Youku stock crumbles after silent period ends

Youku (YOKU) and China Dangdang (DANG) shed nearly 10 percent each after the mandatory silent period ends on the stocks.

After the mandatory silent period lifted yesterday on Youku.com, Inc. (NYSE:YOKU) and E-Commerce China Dangdang, Inc. (NYSE:DANG), stock analysts were finally allowed to weigh in on whether or not investors should buy into the companies. Despite powerful IPOs, analysts weren’t too enthusiastic on the so-called “YouTube” (Youku) and “Amazon” (Dangdang) of China, though.

Piper Jaffray gave both stocks a neutral rating. Goldman Sachs and Cowen concurred. Goldman’s James Mitchell pointed out that Youku “could get profitable quickly,” though according to CNBC.com, “perhaps as soon as late this year or early next year.”

Still, Mitchell was careful to point out that YouKu faces rapidly rising costs as video content producers demand more money for their product.
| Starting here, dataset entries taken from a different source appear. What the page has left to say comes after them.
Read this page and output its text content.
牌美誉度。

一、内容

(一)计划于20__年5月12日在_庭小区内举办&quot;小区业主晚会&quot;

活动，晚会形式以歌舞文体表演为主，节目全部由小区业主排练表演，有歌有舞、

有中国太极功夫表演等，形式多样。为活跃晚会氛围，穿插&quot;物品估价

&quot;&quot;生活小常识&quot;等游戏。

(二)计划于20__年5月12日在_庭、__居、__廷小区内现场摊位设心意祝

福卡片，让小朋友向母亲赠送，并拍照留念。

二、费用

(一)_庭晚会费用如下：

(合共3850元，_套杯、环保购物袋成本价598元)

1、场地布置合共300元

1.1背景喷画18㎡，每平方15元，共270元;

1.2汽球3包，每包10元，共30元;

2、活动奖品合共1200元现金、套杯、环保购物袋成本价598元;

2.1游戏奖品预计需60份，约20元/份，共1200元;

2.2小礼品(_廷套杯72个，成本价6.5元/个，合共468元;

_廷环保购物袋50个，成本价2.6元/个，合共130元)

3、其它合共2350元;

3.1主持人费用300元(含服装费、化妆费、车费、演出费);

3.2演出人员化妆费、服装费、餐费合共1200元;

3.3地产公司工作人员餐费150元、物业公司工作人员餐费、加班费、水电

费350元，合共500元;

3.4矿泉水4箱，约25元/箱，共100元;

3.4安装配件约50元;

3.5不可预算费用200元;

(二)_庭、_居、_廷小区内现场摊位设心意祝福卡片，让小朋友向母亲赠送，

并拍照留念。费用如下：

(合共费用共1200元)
Licensing fees for the movies that YouKu sells as online streams rose by more than 90 percent in 2010. If that trend continues, Youku has little hope of making money by selling streaming video, and the company will have to rely heavily on some form of ad-supported site content.

The demure reception by analysts seemed to cool investor excitement over the stocks yesterday as Youku fell more than 9 percent to $34.09 a share and Dangdang dropped 8.3 percent.

Still, the story’s complicated by the strange, almost-maniacal outburst Dangdang’s CEO posted on a Twitter-like site in China on Sunday evening. Guoqing Li was apparently miffed that Morgan Stanley (NYSE:MS) bankers talked him into offering Dangdang shares at $16. “I held back a breath and silently cursed you motherf**kers,” Li wrote online.

Even after the substantial drop in price yesterday, though, Dangdang’s shares are up 94 percent since the company’s IPO and Youku’s shares are up 166 percent. Only time will tell if the companies can hold investor interest long enough for them to start making serious money.